Unfortunately, although he is back from Nepal, our schedules just couldn't match up to have a meeting this week. It seems like months since we saw each other. Well, actually, it has been a little more than one month. We already talked about a meeting next week, so I hope it happens.
I know I’ve mentioned our friend Zbyszek. He helped us in many ways over the years we knew him. Unfortunately, he died four years ago.

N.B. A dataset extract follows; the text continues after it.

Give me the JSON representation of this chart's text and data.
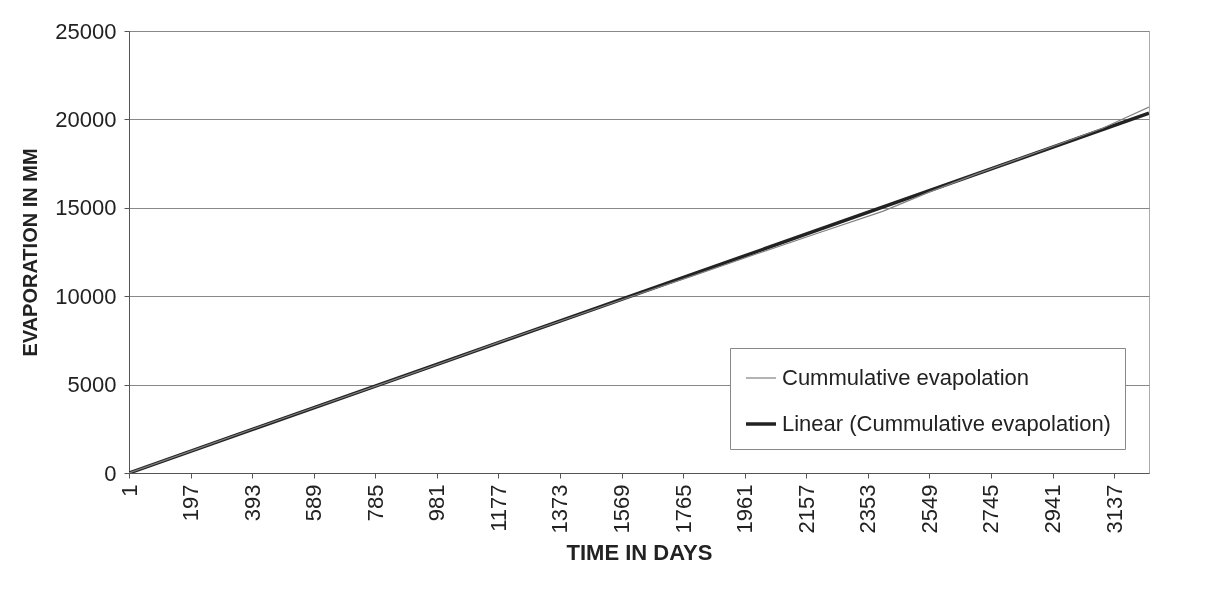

In Poland, social circles are often defined by the level of emotional closeness and commitment involved. In English, the word “friend” is used very loosely, but in Polish culture there are clear distinctions between levels of relationships.
Znajomy
(Acquaintance)
This is the broadest category. A znajomy
is someone you know by name and interact with regularly, but without
a deep emotional connection. This could be a colleague, a neighbor,
or someone you see often. Conversations are usually polite and at the
surface level. You would not normally share personal matters or
invite them into your private family life.
Kolega
/ Koleżanka (Colleague or Peer)
This is the middle
level. These are people connected through work, school, or shared
activities. You may meet for coffee or a drink, and the relationship
is friendly, but it is often tied to that shared environment. If the
job or activity ends, the relationship may fade. Many people in
Poland remain at this level for years.
Przyjaciel
(Close Friend)
This is a much deeper and more
meaningful relationship. A przyjaciel is someone you trust
completely, almost like family. The word carries a strong sense of
loyalty and long-term commitment. It is not used lightly. Most people
have only one or two true przyjaciele in their lifetime. This is
someone you can call in the middle of the night and know they will be
there.
Zbyszek, Joanna, and Radek I consider to be przyjaciele.
Joanna was someone I helped practice English with. She was an ophthalmologist, and we met on Saturday mornings, usually for an hour or more, just to talk. She was the kind of doctor who truly cared about her patients. She loved her family and always greeted you with a smile.
When I needed cataract surgery, instead of waiting months, she called one of the best eye surgeons in Poznań and arranged for me to have the procedure the following week. When I had back problems, she and her husband, who was an orthopedic surgeon, came to our flat and helped solve the issue.
She and her husband were always invited to our New Year’s Eve parties, along with Zbyszek. It was Zbyszek who originally introduced me to her so I could help with her English. Later, when her son was old enough, I helped him as well. He has now completed his initial studies to become a doctor.
Like Zbyszek, she died suddenly three years ago. Of the three of them, only Radek remains.